Data Engineer
Job Description: Data Engineer
Experience: 3 -5 Years
Location: Remote (Bengaluru)
Employment Type: Full-time
Notice Period: Immediate Joiner
Role Overview
We are seeking a skilled Data Engineer with 3+ years of experience in building and maintaining scalable data solutions. The ideal candidate will have hands-on experience across data engineering, data analysis, and visualization, with strong programming fundamentals and the ability to work independently in a remote environment.
Key Responsibilities
Design, develop, and maintain ETL pipelines using PySpark, Apache Airflow, and Azure Data Factory (ADF).
Build and optimize distributed data processing jobs using PySpark.
Orchestrate and schedule workflows using Apache Airflow.
Develop and manage data ingestion and transformation pipelines in Azure Data Factory.
Write clean, efficient, and reusable code using Python .

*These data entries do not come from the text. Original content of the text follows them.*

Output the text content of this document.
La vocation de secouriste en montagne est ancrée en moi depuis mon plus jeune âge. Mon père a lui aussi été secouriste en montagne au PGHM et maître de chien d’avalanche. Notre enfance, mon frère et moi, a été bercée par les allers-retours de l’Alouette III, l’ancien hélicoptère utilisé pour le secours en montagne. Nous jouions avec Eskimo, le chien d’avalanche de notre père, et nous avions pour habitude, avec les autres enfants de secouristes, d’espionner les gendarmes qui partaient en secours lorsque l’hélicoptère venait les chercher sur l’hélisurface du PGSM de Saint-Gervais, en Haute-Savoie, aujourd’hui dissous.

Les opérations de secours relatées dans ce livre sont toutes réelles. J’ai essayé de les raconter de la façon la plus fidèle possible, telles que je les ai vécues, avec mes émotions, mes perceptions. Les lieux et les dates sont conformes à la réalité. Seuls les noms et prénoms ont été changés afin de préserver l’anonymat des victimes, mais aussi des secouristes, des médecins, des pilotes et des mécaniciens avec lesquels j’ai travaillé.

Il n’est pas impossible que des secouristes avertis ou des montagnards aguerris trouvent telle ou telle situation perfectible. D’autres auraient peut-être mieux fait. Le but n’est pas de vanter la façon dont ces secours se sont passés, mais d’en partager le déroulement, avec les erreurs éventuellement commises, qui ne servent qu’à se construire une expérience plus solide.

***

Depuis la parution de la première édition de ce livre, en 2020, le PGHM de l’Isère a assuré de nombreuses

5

Develop and optimize complex SQL queries for MySQL and PostgreSQL databases.
Work with MongoDB for handling semi-structured and unstructured data.
Perform data analysis using Pandas and NumPy to support business insights.
Create basic to intermediate data visualizations using Matplotlib, Power BI, and Streamlit.
Monitor data pipelines, troubleshoot issues, and ensure data quality and performance.
Collaborate with cross-functional teams including analysts, data scientists, and product teams.
Required Skills & Qualifications
Programming Languages
Proficiency in Python
Databases
Strong experience with MySQL and PostgreSQL
Hands-on exposure to MongoDB
Data Engineering
Experience building ETL/ELT pipelines
Hands-on with PySpark for large-scale data processing
Experience using Apache Airflow for workflow orchestration
Experience with Azure Data Factory (ADF)
Data Analysis & Visualization
Hands-on experience with Pandas and NumPy
Ability to create visualizations using Matplotlib
Experience with Power BI for dashboards and reporting
Exposure to Streamlit for building data-driven applications
Good to Have
Experience with Azure data services (Azure Data Lake, Synapse Analytics).
Familiarity with Git and version control best practices.
Basic understanding of data warehousing concepts.
Exposure to cloud-based deployments and CI/CD pipelines.